For n an even number of qubits and v a unitary evolution, a matrix
decomposition v=k1 a k2 of the unitary group is explicitly computable and
allows for study of the dynamics of the concurrence entanglement monotone. The
side factors k1 and k2 of this Concurrence Canonical Decomposition (CCD) are
concurrence symmetries, so the dynamics reduce to consideration of the a
factor. In this work, we provide an explicit numerical algorithm computing v=k1
a k2 for n odd. Further, in the odd case we lift the monotone to a two-argument
function, allowing for a theory of concurrence dynamics in odd qubits.

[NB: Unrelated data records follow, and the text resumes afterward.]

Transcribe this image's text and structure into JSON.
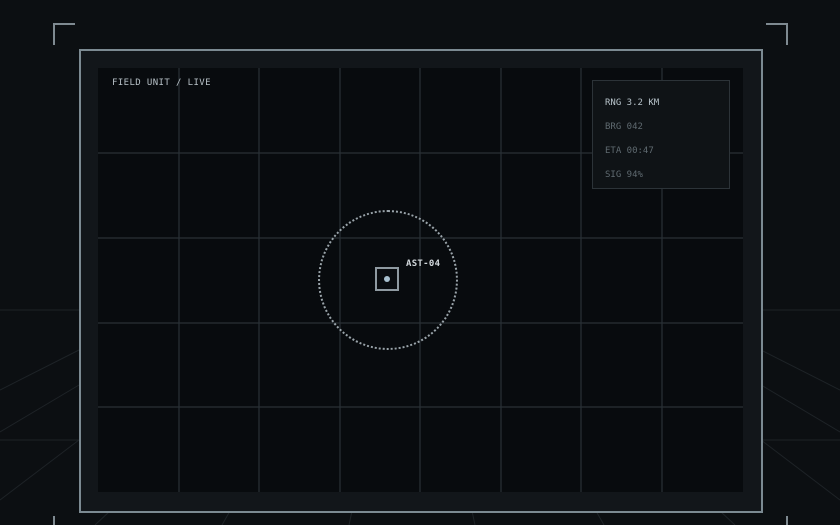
{
  "feed": {
    "label": "FIELD UNIT / LIVE"
  },
  "readouts": [
    {
      "label": "RNG 3.2 KM",
      "active": true
    },
    {
      "label": "BRG 042",
      "active": false
    },
    {
      "label": "ETA 00:47",
      "active": false
    },
    {
      "label": "SIG 94%",
      "active": false
    }
  ],
  "target": {
    "label": "AST-04"
  },
  "colors": {
    "background": "#0c0f12",
    "frame_border": "#7c8a92",
    "grid_line": "#2a3136",
    "target_dot": "#a8c0cf"
  }
}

The
generalization may also be studied using the CCD, leading again to maximal
concurrence capacity for most unitaries. The key technique is to consider the
spin-flip as a time reversal symmetry operator in Wigner's axiomatization; the
original CCD derivation may be restated entirely in terms of this time
reversal. En route, we observe a Kramers' nondegeneracy: the existence of a
nondegenerate eigenstate of any time reversal symmetric n-qubit Hamiltonian
demands (i) n even and (ii) maximal concurrence of said eigenstate. We provide
examples of how to apply this work to study the kinematics and dynamics of
entanglement in spin chain Hamiltonians.